It’s Halloween, whoooooo! To clarify, that’s supposed to be a spooky ghost noise, rather than a cheerleader at a basketball game. Anyway, not only am I celebrating by dressing up as Daenerys from Game of Thrones (I’ve gained a little summer weight so the technical name will be Fat Daenerys), but I’ve also decided to revisit my love of London’s best alleyways for the occasion. Not featured: the one 5 minutes from my old house which I christened Murder Alley.

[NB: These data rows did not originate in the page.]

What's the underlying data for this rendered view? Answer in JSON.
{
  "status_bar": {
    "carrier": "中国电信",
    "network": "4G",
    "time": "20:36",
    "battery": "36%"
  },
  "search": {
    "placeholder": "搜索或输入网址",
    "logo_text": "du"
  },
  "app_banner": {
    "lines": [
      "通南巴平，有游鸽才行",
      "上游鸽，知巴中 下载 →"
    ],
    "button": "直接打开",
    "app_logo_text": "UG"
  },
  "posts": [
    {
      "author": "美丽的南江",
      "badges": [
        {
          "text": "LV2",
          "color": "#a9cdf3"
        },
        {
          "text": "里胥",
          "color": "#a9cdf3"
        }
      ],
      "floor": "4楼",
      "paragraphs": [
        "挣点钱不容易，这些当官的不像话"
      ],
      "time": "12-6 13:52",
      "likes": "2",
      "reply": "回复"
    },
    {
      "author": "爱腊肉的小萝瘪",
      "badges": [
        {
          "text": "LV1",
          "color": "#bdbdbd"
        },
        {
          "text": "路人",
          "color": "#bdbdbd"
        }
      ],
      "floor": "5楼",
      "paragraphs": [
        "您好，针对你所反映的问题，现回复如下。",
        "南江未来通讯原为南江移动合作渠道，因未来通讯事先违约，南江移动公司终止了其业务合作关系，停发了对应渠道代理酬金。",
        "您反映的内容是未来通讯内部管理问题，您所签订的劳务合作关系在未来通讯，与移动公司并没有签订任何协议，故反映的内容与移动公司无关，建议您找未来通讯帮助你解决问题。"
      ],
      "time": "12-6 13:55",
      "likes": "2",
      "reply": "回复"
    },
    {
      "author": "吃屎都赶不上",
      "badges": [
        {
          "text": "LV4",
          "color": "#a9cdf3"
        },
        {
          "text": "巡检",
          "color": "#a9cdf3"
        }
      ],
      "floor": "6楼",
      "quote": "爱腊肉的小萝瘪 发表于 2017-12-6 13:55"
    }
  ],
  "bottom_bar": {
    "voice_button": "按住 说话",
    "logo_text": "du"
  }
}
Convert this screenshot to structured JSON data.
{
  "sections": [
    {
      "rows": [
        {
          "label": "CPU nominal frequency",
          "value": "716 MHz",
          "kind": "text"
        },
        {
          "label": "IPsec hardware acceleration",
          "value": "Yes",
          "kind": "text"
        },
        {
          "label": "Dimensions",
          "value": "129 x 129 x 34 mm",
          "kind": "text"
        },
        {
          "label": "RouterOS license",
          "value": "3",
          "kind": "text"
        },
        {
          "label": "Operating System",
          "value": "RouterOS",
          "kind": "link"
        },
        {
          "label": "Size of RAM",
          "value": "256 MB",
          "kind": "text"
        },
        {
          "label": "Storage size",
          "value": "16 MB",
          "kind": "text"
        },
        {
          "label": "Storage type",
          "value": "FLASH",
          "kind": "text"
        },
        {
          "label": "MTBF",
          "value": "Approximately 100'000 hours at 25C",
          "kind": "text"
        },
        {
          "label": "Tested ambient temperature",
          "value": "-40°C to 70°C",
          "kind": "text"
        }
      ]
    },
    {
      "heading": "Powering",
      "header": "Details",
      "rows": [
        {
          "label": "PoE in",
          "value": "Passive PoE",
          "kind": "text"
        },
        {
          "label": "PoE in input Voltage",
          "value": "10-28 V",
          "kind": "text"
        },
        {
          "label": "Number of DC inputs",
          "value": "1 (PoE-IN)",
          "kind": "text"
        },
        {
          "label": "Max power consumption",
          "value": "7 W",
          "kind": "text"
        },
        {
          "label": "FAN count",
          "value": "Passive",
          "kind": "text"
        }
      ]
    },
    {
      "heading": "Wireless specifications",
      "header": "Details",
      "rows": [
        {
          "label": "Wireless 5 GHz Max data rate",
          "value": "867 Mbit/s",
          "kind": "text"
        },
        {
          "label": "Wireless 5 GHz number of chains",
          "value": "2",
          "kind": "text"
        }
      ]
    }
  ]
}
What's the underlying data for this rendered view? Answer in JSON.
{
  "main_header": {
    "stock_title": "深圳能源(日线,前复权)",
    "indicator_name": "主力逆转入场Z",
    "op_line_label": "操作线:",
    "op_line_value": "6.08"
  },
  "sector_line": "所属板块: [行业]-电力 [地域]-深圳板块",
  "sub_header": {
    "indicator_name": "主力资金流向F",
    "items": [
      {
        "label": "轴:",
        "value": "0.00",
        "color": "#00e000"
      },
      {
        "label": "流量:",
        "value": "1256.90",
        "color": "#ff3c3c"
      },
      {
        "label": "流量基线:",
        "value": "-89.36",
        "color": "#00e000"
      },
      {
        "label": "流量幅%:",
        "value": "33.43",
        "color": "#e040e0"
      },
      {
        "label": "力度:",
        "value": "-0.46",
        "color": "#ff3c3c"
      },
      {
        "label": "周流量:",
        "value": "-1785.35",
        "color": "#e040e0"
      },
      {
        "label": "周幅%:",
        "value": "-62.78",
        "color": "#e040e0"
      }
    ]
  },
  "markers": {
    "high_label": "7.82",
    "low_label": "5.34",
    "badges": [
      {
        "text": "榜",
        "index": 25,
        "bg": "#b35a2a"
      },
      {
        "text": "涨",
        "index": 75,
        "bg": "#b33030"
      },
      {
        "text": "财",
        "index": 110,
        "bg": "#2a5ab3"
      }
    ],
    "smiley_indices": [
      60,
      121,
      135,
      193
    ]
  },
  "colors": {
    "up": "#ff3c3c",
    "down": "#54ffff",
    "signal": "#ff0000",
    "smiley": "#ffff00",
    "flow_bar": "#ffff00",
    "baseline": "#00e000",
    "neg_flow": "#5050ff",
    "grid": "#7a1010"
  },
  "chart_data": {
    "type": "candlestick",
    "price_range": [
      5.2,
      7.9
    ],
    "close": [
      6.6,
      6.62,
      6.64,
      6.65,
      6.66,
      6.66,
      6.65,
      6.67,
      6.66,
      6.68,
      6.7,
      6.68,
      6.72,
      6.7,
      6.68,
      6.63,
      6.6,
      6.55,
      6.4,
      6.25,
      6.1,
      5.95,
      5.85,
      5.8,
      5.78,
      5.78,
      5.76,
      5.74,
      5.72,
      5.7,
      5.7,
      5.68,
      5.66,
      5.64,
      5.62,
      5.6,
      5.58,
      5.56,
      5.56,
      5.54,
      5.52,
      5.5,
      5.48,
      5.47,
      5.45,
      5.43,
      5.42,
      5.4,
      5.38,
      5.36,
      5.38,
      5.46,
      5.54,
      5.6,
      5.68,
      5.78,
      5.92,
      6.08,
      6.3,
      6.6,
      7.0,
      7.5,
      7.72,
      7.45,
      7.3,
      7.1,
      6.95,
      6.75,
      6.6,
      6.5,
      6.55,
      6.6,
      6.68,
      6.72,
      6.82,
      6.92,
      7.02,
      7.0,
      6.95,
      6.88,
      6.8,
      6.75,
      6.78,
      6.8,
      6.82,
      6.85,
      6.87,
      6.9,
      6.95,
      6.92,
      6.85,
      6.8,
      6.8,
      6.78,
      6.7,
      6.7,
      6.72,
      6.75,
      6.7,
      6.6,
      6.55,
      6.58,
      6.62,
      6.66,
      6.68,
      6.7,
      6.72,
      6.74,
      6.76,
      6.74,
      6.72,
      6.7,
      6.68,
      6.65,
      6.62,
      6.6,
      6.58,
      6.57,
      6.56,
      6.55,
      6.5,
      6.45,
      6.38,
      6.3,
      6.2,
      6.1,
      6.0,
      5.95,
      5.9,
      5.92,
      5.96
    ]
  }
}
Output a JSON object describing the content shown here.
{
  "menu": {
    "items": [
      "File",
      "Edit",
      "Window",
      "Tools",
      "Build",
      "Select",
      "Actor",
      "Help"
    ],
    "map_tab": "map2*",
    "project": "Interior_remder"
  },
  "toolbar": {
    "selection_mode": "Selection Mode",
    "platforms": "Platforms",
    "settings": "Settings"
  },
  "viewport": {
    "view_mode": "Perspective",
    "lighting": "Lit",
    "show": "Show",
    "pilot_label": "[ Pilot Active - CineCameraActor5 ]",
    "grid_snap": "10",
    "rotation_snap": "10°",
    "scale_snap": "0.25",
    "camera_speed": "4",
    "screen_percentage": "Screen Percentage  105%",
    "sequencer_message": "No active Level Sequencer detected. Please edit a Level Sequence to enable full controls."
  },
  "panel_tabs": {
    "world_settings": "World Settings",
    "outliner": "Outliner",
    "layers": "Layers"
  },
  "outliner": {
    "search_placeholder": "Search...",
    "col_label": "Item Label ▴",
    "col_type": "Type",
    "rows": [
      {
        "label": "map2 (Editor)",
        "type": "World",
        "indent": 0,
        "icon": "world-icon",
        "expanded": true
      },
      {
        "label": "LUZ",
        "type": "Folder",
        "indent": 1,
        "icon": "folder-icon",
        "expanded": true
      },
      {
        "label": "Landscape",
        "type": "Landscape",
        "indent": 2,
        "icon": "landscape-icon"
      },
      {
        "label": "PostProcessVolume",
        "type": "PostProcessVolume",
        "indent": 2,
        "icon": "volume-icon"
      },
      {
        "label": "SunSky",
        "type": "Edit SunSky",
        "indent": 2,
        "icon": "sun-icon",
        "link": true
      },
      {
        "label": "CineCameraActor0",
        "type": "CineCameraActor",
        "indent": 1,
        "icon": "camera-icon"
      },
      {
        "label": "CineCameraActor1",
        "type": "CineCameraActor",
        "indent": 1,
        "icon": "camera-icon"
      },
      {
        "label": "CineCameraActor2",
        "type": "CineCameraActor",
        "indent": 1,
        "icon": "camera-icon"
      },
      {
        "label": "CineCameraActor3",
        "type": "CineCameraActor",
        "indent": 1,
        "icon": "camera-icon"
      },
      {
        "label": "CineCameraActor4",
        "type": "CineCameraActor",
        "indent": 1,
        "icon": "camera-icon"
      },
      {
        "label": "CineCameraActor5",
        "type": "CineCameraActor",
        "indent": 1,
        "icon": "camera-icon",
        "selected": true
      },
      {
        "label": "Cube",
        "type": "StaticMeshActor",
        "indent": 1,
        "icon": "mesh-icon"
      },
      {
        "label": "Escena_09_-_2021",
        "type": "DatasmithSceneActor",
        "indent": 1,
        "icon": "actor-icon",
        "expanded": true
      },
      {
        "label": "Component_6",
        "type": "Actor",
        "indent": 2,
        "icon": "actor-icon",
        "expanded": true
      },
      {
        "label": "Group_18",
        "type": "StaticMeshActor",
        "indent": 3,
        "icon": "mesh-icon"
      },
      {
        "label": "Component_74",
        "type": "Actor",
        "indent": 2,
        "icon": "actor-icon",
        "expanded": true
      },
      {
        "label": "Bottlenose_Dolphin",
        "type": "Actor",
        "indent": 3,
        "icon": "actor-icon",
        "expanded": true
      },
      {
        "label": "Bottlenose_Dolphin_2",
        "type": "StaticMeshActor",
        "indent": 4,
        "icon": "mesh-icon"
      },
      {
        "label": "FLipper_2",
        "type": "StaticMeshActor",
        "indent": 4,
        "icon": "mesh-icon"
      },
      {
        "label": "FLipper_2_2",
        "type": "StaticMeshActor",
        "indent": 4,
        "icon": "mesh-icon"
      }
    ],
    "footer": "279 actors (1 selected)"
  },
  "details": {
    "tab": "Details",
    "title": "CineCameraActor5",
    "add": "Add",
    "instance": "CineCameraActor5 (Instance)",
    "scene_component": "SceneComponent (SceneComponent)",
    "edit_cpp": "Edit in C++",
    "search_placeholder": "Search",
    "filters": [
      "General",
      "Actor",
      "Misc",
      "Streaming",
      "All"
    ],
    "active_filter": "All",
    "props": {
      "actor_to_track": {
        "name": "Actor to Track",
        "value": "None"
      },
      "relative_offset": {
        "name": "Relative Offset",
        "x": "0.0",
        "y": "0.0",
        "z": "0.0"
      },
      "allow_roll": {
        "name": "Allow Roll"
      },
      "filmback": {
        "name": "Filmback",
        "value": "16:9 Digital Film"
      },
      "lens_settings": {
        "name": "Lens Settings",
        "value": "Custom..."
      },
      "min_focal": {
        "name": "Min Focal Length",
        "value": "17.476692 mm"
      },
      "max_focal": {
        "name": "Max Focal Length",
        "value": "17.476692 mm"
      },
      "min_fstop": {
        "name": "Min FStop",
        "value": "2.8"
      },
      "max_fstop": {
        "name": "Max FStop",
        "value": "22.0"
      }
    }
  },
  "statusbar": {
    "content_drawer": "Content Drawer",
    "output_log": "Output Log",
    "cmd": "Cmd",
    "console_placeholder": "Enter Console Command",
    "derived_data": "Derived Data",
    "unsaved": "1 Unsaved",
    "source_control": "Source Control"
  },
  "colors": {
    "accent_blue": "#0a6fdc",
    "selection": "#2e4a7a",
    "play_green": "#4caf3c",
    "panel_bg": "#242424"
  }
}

Not so much an alleyway but always deserves a mention on Halloween. Cock Lane, named such because of its legal brothels and abundance of prostitutes is now better known for its supposed abundance of ghosts, therefore fitting neatly into every stereotype of an historical London street. The story goes, and I want to make it clear that I did not make this up, that in 1792 an usurer called William Kent formed a relationship with his dead wife’s sister, Fanny (oh God). The two resided in a house on Cock Lane, where they reported ghostly apparitions and strange knocking sounds. I’m not sure why a resident of Cock Lane called Fanny would ever expect to achieve any peace in her life, and sure enough following her apparent death of smallpox (but possible arsenic poisoning by Kent), Kent was plagued by vengeful scratching noises in the house, earning the ghost the name of “Scratching Fanny”. Again, not made up. If a haunted Fanny doesn’t scare you enough, the junction at the end of Cock Lane was also said to be the source of the Great Fire of London 1666.
Nearest tube: Farringdon
Nearest Pub: The Old Red Crow, Clerkenwell
Wine Office Court
One of the best alleyways purely for the inclusion of one of my favourite pubs. Wine Office Court used to be the place to go if you needed a license to sell wine; now it’s the place to go if you want to wet your whistle at one of London’s most historical and well known public houses. Ye Olde Cheshire Cheese sits in the middle of the alleyway, and is best visited in winter when the roaring fireplaces, candlelights and scooped out nooks and crannies make it feel like you’ve walked into a Dickens novel. Dickens did actually spend some time here, as did Mark Twain, Arthur Conan Doyle and Alfred Tennyson. The upper room of the pub used to contain a number of sexually explicit tiles, suggesting the establishment was also once used as a brothel (because of course).
Nearest tube: Blackfriars
Nearest pub: Really?
Teeny tiny Brydge’s Place may not hold the title for London’s best alleyway but it’s narrowest, despite many contenders. The alleyway, which connects St Martin’s Lane with Bedfordbury, is 200 yards long, just over 15 inches wide and can only fit one person at a time. Fat Daenerys would definitely have a bit of a challenge on her hands. Apart from getting minor claustrophobia, there’s not a huge amount to do in Brydges Place (I looked up to see if there were any small prostitutes or ghosts frequenting the area, but no), though the Coliseum is a short walk away and gentlemen’s club Two Brydge’s Place, frequented by Simon Callow, is just around the corner.
Nearest tube: Leicester Square
Nearest pub: The Marquis of Granby
Goodwin’s Court and Cecil Court
Hey-o, it’s a double bill. Tucked away around the streets of St Martin’s Lane is Goodwin’s Court, said to be inspiration for Diagon Alley in the Harry Potter books. The street is filled with Georgian houses lit by guest lamps, – because it doesn’t really lead anywhere, it’s largely empty and therefore hugely photogenic. All very atmoshpheric, but for stuff to actually do and see head to the similarly charming Cecil Court, a pedestrian only book-lovers street where the shop fronts haven’t been altered in over a century. Legend is Mozart lived and composed his first symphony at aged eight here. Maybe some ghosts around? I don’t know, I’m really clinging on to this Halloween thing.
Nearest tube: Covent Garden
Nearest pub: The Salisbury
Ely Place is the last privately owned street in London – which means technically, it’s not actually part of London but instead belongs to Cambridgeshire. The border actually runs through one of Ely Place’s best known attractions, Ye Olde Mitre Tavern, a pub which dates back to 1547 and which continues to prove my theory that all the best things in life start with “ye olde”. It’s also home to Britain’s oldest Roman Catholic church, housing the street’s only official resident Father Cunningham. Why not pop in and say hello, it almost definitely won’t be the old man from Home Alone that we’re all imagining.